There are at least 12 federal and state investigations into Trump, his 2016 campaign and his business dealings, according to a list compiled by the New York Times.

That includes possible hush-money payments to adult film actress Stormy Daniels and others; whether the Trump team offered a pardon to his former “fixer” and personal attorney Michael Cohen; alleged insurance claim inflation; other potentially illegal insurance frauds; misused charitable trusts; various campaign finance violations; and self-dealing within The Trump Organization, a.k.a the family business.

But wait. There’s more.

Federal investigators also seem keen to speak with the President about a slew of matters related to his, to put it diplomatically, murky tax situation.

When you have watched the Trump operation up close for a half-decade — and studied its actions since before Trump entered the presidential race in 2015 — there are similarities to organizations that operate, shall we say, at the margins of rules and laws.

Fictional television mob boss Tony Soprano once said, “If you can quote the rules, then you can obey them.” This president never quite quotes them, instead stating his interpretation of them and trying to shape others’ perceptions of how he has twisted and pressed them to their breaking points.

The head of the Soprano organization also uttered this memorable diatribe: “All due respect, you got no f***in’ idea what it’s like to be Number One. Every decision you make affects every facet of every other f***in’ thing. It’s too much to deal with almost. And in the end, you’re completely alone with it all.”

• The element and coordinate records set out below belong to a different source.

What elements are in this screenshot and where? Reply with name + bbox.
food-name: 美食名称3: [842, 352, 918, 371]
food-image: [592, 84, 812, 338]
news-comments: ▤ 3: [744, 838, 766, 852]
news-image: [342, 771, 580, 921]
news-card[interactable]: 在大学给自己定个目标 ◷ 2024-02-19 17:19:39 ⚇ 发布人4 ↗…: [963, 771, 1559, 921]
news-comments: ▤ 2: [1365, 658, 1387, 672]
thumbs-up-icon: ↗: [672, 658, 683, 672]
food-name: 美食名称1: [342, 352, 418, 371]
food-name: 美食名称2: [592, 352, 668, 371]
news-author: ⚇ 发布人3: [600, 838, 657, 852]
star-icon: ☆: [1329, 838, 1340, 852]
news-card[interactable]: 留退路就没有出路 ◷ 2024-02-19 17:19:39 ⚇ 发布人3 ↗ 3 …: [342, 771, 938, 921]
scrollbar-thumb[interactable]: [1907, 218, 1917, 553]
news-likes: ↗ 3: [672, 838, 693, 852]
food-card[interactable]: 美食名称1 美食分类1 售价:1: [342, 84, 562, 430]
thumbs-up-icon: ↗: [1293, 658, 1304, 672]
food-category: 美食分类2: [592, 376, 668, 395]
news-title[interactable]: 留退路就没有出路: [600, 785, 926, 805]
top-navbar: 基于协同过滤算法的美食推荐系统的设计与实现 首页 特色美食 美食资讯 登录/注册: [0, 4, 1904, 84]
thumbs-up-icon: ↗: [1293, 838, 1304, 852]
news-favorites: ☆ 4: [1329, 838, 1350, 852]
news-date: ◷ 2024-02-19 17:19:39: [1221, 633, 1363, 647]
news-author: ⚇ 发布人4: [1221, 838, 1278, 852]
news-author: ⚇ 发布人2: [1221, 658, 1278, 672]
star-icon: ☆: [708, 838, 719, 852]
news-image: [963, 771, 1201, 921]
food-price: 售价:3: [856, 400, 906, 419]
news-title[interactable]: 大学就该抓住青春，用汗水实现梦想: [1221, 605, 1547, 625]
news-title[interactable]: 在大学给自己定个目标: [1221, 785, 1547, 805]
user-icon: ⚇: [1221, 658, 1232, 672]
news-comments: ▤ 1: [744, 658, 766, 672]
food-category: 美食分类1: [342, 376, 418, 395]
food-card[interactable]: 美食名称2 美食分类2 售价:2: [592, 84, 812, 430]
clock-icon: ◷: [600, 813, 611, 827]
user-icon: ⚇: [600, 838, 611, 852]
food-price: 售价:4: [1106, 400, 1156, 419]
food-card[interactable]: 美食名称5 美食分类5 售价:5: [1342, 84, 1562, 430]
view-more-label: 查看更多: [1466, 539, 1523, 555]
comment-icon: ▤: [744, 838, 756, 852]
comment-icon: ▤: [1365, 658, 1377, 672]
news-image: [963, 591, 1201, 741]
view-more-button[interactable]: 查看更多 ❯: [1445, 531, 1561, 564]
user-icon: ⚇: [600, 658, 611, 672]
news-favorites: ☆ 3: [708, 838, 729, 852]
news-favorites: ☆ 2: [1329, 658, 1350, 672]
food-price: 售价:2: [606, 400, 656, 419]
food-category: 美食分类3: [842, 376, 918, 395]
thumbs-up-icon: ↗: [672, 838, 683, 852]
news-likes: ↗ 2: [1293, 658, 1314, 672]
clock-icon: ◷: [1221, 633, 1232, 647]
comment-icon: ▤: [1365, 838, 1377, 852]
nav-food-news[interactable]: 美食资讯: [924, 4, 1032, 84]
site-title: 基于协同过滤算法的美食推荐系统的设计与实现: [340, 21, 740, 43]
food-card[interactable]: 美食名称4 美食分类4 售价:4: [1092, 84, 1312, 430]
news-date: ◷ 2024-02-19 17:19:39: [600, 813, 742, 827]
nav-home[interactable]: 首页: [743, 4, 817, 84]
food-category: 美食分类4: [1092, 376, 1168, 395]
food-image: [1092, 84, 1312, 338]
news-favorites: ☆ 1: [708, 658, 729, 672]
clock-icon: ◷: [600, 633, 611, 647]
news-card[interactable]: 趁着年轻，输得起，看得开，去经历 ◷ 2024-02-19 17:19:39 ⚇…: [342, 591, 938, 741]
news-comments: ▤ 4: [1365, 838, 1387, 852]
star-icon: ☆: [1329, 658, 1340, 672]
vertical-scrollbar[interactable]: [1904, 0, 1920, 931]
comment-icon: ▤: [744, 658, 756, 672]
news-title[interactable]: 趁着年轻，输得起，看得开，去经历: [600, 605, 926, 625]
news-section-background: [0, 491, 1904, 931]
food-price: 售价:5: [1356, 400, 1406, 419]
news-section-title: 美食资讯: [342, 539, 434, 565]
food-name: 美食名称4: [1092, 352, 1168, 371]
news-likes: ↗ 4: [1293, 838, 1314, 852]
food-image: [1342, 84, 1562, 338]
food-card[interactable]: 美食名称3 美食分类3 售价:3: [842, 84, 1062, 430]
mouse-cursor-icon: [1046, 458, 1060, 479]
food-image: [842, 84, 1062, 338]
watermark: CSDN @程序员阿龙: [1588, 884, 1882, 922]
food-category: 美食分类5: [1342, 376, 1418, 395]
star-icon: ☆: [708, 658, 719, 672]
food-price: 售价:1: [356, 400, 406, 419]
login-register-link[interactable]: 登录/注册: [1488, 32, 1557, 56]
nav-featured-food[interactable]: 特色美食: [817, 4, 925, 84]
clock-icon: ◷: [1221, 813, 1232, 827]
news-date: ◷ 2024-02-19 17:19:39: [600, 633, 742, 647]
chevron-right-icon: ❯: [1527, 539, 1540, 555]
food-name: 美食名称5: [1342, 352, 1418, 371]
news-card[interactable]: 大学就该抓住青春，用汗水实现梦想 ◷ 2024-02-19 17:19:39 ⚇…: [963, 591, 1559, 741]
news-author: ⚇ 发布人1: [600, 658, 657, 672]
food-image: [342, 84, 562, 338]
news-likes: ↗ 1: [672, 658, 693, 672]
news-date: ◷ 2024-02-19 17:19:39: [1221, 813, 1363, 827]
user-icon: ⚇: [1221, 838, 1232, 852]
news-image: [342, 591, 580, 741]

There is enough evidence to know Trump has never been much of a delegator – he does not trust others enough to leave big decisions in their “less capable” hands. This was a hands-on executive and is a hands-on president.

Donald John Trump has made countless consequential – and highly questionable – decisions in his private and presidential dealings, ones that have triggered the legal system’s scrutiny over and over and over.

He may very soon be alone with it all.